The poem ends with an appeal to the birds’ strength and talent in writing themselves. The speaker instructs the swallows to go forth from their perch and clean up the mess in the sky and on the page, likening his own words to pesky insects that can be gobbled up by the quick-soaring birds. Most notably, however, he instructs them to leave the page, escape the confines of language, and express themselves with their own “cris aigus” (“piercing cries”). The speaker of “Les hirondelles” relinquishes control over his animal subjects and underscores in ink the line where language ends and animal being begins.
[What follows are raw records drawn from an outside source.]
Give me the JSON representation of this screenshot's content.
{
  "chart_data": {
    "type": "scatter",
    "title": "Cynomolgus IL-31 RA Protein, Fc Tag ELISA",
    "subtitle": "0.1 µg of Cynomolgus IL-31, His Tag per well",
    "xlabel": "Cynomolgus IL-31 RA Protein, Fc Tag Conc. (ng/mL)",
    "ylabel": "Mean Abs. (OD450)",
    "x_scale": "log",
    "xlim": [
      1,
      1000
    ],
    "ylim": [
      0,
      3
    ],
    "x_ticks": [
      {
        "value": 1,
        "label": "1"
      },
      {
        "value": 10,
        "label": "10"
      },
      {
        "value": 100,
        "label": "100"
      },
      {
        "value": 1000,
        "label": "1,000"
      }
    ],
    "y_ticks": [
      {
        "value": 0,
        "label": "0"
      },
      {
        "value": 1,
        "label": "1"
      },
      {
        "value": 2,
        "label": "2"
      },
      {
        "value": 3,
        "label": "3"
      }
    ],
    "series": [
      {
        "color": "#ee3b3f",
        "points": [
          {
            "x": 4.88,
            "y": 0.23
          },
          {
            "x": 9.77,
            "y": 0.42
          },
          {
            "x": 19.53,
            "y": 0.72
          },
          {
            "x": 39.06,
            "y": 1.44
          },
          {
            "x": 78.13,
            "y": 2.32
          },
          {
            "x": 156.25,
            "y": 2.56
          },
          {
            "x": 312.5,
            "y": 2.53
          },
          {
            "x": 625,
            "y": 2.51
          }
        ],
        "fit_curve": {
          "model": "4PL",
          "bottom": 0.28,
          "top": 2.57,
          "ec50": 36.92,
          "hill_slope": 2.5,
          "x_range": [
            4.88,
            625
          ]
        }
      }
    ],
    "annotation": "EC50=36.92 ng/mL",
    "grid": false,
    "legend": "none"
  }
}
What makes the above-mentioned poem, written in the 1950s, important to our understanding of animals today is that it attempts to destabilize the reader’s gaze by making it unclear whether we are reading about swallows or about language. By addressing the real birds that his readers cannot see, the poet chips away at the dominion and knowledge we assume we have over other animals. By contrary, Ponge suggests that there is another, autonomous existence that belongs to the animals he tried to put on display. Veterinarian and anthropologist Elizabeth Atwood Lawrence has described the connection between poetry and animals as the most immediate bond between humans and animals, writing: “In poetic terms, animals may take on human qualities and humans may take on animal qualities. But antithetically, the poetic process also makes use of and preserves the separateness that exists between people and animals.” Poets like Francis Ponge, as well as other writers and artists, highlight the separateness between people and animals by preserving that which cannot be represented of animals. In this respect, they illuminate the essential otherness of their subjects and stage the poetic equivalent of what Matthew Calarco refers to as an ethical encounter with animals, one “in which an animal could strike a human being as radically Other and challenge the categories under which human thought and practice might place a given animal”.
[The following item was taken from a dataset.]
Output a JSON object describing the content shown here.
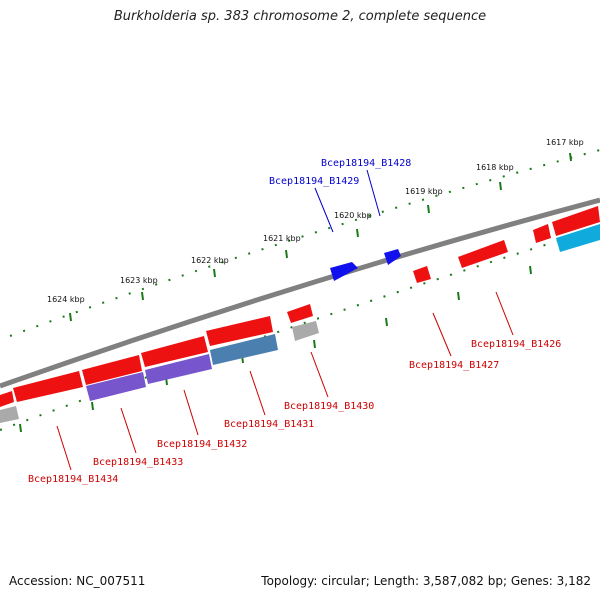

These literary encounters with animals respond to our modern fascination with an animal world we erroneously assume we know, and their self-reflexive nature enables us to recognize the ethical and aesthetic quagmires to which this assumption can lead us. With their cautious and inquisitive language, these poems and stories teach us to approach other animals as autonomous beings, as subjects as opposed to objects. For a society that has grown content with treating certain animals as sentient subjects (for instance companion animals), while treating others (like agricultural and laboratory animals) as commodified objects, I’d say there is ethical as well as artistic merit to literature that teaches these kinds of lessons.
Berger, John, “Why Look at Animals?”, in About Looking (New York: Pantheon, 1980), p. 14.
 Wolfe, Cary, What Is Posthumanism? (Minneapolis: University of Minnesota Press, 2010), p. 167.
 Ponge, Francis, Œuvres complètes I, ed. by Bernard Beugnot (Paris: Gallimard, 1999), pp. 795-99.
 Ponge, Francis, Œuvres complètes I, ed. by Bernard Beugnot (Paris: Gallimard, 1999), pp. 745-48.
 Lawrence, Elizabeth Atwood, “Seeing in Nature What Is Ours: Poetry and the Human-Animal Bond”, Journal of American Culture 17.4 (1994), 47.
 Calarco, Matthew, Zoographies. The Question of the Animal From Heidegger to Derrida (New York: Columbia University Press, 2008), p. 64.